NUSANTARANEWS.CO, Jakarta — Meski potensi sumber daya Energi Baru Terbarukan (EBT) di Kawasan Timur Indonesia (KTI) sangat tinggi, namun dipastikan investasi EBT dikawasan ini tak akan menarik. Pasalnya, selain minus insentif, regulasi juga tidak mendukung.
Hal tersebut diutarakan Wakil Ketua Umum Kadin Kawasan Timur Indonesia, H. Andi Rukman Karumpa di Jakarta hari ini. “EBT di KTI besar. Sayangnya, insentifnya yang lemah. Ini yang membuat swasta tidak terlalu tertarik masuk ke KTI,” ujar Andi.
Tak hanya itu, ujar dia, regulasi yang dikeluarkan kementerian terkait juga tidak bersahabat bagi investor atau IPP (independent power producer). Andi mengatakan, pihaknya menghargai keluarnya Peraturan Menteri Energi dan Sumber Daya Mineral (ESDM) No 12/2017 tentang Pemanfaatan Sumber Energi Terbarukan bagi Penyediaan Tenaga Listrik. Di sana juga ditegaskan, kewajiban PLN membeli listrik dari EBT.
Namun semangat dari Permen ini, menurut Andi, hanya bagaimana PLN bisa membeli listrik semurah mungkin dari IPP. Permen ini tidak memberikan rangsangan yang cukup bagi IPP untuk berinvestasi. Permen hanya bagaimana membeli murah. Tapi tidak dipikirkan bagaimana produksinya menjadi lebih murah lagi, sehingga marginnya menarik bagi pengusaha,” ujar Andi.
Andi mengatakan, investasi EBT di KTI mesti dibuat semenarik mungkin, sebab biaya investasi di KTI sangat mahal, sebab keterbatasan infrastruktur, Sumber Daya Manusia, beratnya medan yang dilalui ditambah lagi cost of fund yang besar serta perbankan menilai risiko di KTI sangat tinggi. “Sebab itu, investasi di KTI ini jangan disamakan dengan wilayah lain, apalagi disamakan dengan Timur Tengah yang buminya semuanya datar dan tanahnya gratis, bunga banknya cuma 3 persenan,” pungkas Andi.
Sebelumnya, pemerintah mengatakan akan menekan tarif listrik EBT semurah mungkin. Dalam Permen ESDM nomor 12/2017 disebutkan tarif EBT sebesar 85% dari Biaya Pokok Penyediaan (BPP) daerah tempat pembangkit listrik EBT dibangun.
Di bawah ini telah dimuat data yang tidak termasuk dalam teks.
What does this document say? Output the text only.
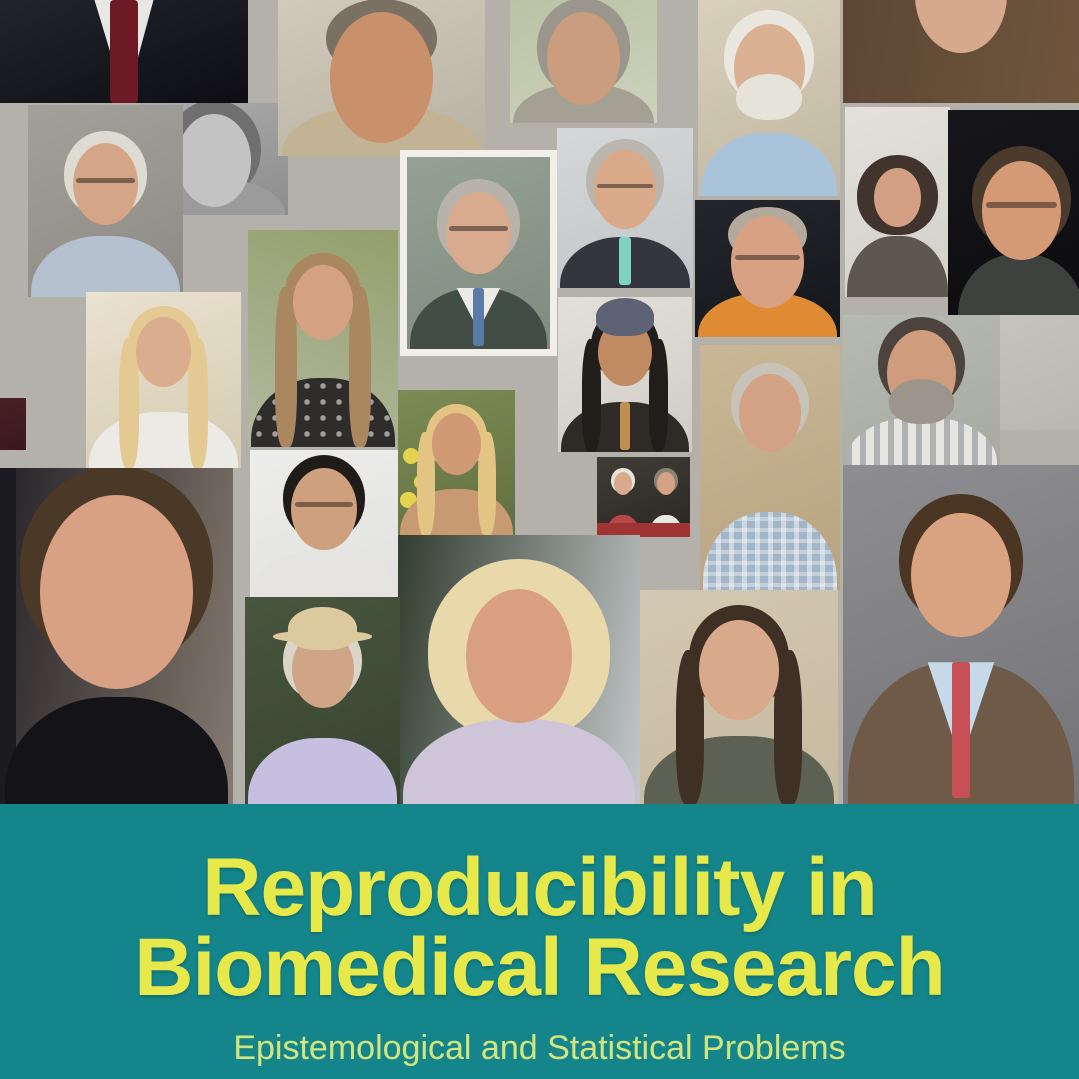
Reproducibility in
Biomedical Research
Epistemological and Statistical Problems
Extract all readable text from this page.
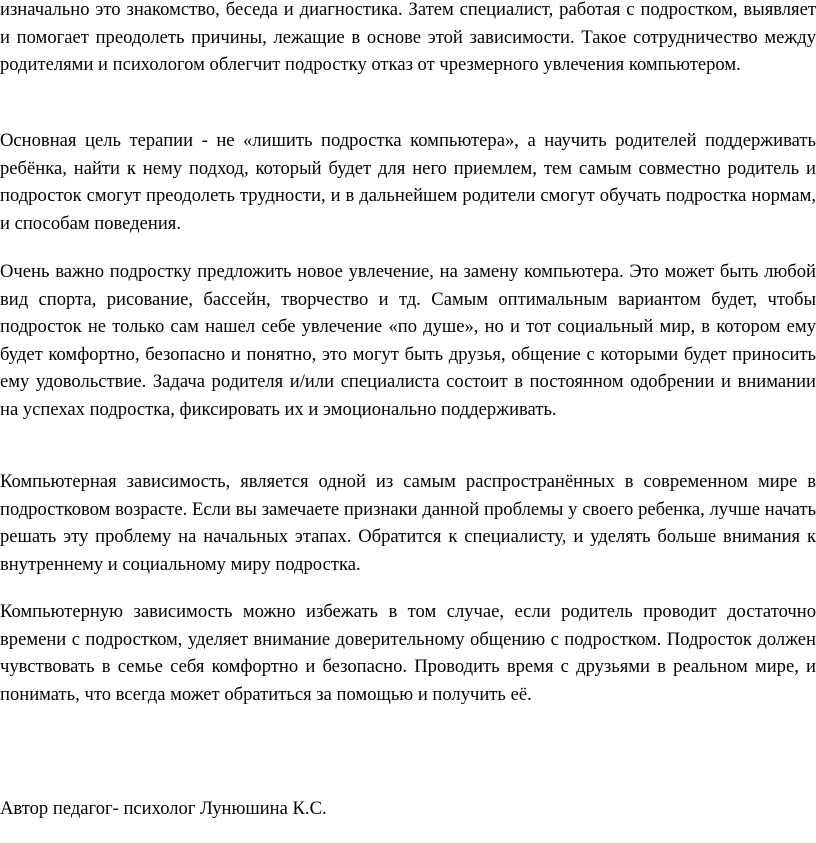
изначально это знакомство, беседа и диагностика. Затем специалист, работая с подростком, выявляет и помогает преодолеть причины, лежащие в основе этой зависимости. Такое сотрудничество между родителями и психологом облегчит подростку отказ от чрезмерного увлечения компьютером.

Основная цель терапии - не «лишить подростка компьютера», а научить родителей поддерживать ребёнка, найти к нему подход, который будет для него приемлем, тем самым совместно родитель и подросток смогут преодолеть трудности, и в дальнейшем родители смогут обучать подростка нормам, и способам поведения.

Очень важно подростку предложить новое увлечение, на замену компьютера. Это может быть любой вид спорта, рисование, бассейн, творчество и тд. Самым оптимальным вариантом будет, чтобы подросток не только сам нашел себе увлечение «по душе», но и тот социальный мир, в котором ему будет комфортно, безопасно и понятно, это могут быть друзья, общение с которыми будет приносить ему удовольствие. Задача родителя и/или специалиста состоит в постоянном одобрении и внимании на успехах подростка, фиксировать их и эмоционально поддерживать.

Компьютерная зависимость, является одной из самым распространённых в современном мире в подростковом возрасте. Если вы замечаете признаки данной проблемы у своего ребенка, лучше начать решать эту проблему на начальных этапах. Обратится к специалисту, и уделять больше внимания к внутреннему и социальному миру подростка.

Компьютерную зависимость можно избежать в том случае, если родитель проводит достаточно времени с подростком, уделяет внимание доверительному общению с подростком. Подросток должен чувствовать в семье себя комфортно и безопасно. Проводить время с друзьями в реальном мире, и понимать, что всегда может обратиться за помощью и получить её.

Автор педагог- психолог Лунюшина К.С.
Menteri ESDM Ignasius Jonan mengatakan, pihaknya berpatokan pada tarif listrik pembangkit listrik EBT di Arab Saudi yang bisa mencapai US$ 2,99 sen per kwh. Pemerintah Arab Saudi kemudian memberikan sejumlah insentif bagi pengembangan listrik EBT, di antaranya pemberian lahan gratis dan insentif pajak.
Jonan mengatakan, pemerintah bisa memberikan lahan secara gratis seperti di Arab Saudi asalkan ada pelaku industri yang bisa memberikan tarif listrik US$ 1,99 per kwh. Faktanya, belum ada satu pun investor yang mengajukan tarif EBT seperti di Arab Saudi itu. “Ini menunjukan bahwa tawaran pemerintah belum menarik. Pak Menteri harus cari formula lain. IPP yang paham kebutuhannya apa,” pungkas Andi.
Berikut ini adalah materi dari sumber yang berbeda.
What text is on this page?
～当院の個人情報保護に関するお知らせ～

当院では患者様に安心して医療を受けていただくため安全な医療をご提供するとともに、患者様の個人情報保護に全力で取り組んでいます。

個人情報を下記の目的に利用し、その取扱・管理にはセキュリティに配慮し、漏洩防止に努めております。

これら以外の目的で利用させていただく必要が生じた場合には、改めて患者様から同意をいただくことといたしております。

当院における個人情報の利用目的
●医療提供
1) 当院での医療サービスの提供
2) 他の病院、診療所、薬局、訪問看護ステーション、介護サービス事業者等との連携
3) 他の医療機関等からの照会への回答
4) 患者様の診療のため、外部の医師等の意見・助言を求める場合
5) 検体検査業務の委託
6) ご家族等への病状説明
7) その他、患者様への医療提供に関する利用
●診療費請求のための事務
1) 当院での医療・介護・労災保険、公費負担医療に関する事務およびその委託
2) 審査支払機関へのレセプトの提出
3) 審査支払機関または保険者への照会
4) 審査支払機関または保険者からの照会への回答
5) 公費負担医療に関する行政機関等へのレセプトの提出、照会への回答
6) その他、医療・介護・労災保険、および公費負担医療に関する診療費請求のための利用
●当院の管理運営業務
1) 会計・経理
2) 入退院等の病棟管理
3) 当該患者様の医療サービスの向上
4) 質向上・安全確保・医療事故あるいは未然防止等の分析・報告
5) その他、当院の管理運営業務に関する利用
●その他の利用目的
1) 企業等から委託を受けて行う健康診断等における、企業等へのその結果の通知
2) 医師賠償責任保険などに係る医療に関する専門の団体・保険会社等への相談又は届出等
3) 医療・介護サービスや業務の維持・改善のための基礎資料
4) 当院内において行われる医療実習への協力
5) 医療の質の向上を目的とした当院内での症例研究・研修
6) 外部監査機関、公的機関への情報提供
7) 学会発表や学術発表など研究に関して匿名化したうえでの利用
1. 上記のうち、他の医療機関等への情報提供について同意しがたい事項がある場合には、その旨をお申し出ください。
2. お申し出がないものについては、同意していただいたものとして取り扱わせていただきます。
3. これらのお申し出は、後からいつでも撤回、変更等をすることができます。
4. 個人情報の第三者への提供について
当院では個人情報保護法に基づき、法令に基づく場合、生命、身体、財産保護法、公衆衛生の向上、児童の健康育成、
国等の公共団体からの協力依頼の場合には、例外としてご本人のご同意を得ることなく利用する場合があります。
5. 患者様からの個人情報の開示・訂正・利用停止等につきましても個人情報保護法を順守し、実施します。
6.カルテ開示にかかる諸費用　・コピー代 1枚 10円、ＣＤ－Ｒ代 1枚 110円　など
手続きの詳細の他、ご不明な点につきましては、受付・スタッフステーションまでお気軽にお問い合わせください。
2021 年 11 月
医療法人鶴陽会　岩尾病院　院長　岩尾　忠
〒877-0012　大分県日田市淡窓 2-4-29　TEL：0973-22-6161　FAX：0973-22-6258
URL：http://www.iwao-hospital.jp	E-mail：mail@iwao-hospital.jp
Andi mengatakan, kebutuhan listrik di KTI sangat tinggi, utamanya dunia usaha. Meningkatnya kebutuhan listrik tersebut sebagai akibat dari keseriusan pemerintah pusat membuka isolasi daerah-daerah tertutup seperti di Papua, Kalimantan, dan Sulawesi. “Isolasi terbuka, ekonominya bergerak. Listriknya yang masalah. Kita kurang disini,” pungkas Andi.
Andi menambahkan, rendahnya insentif ini akan membuat target pemerintah untuk mencapai bauran energi 23% pada tahun 2025 menjadi meleset lagi. “Apalagi kinerja sektor EBT bergerak negatif. Padahal, porsi EBT dinegara-negara lain meningkat tajam,” pungkasnya.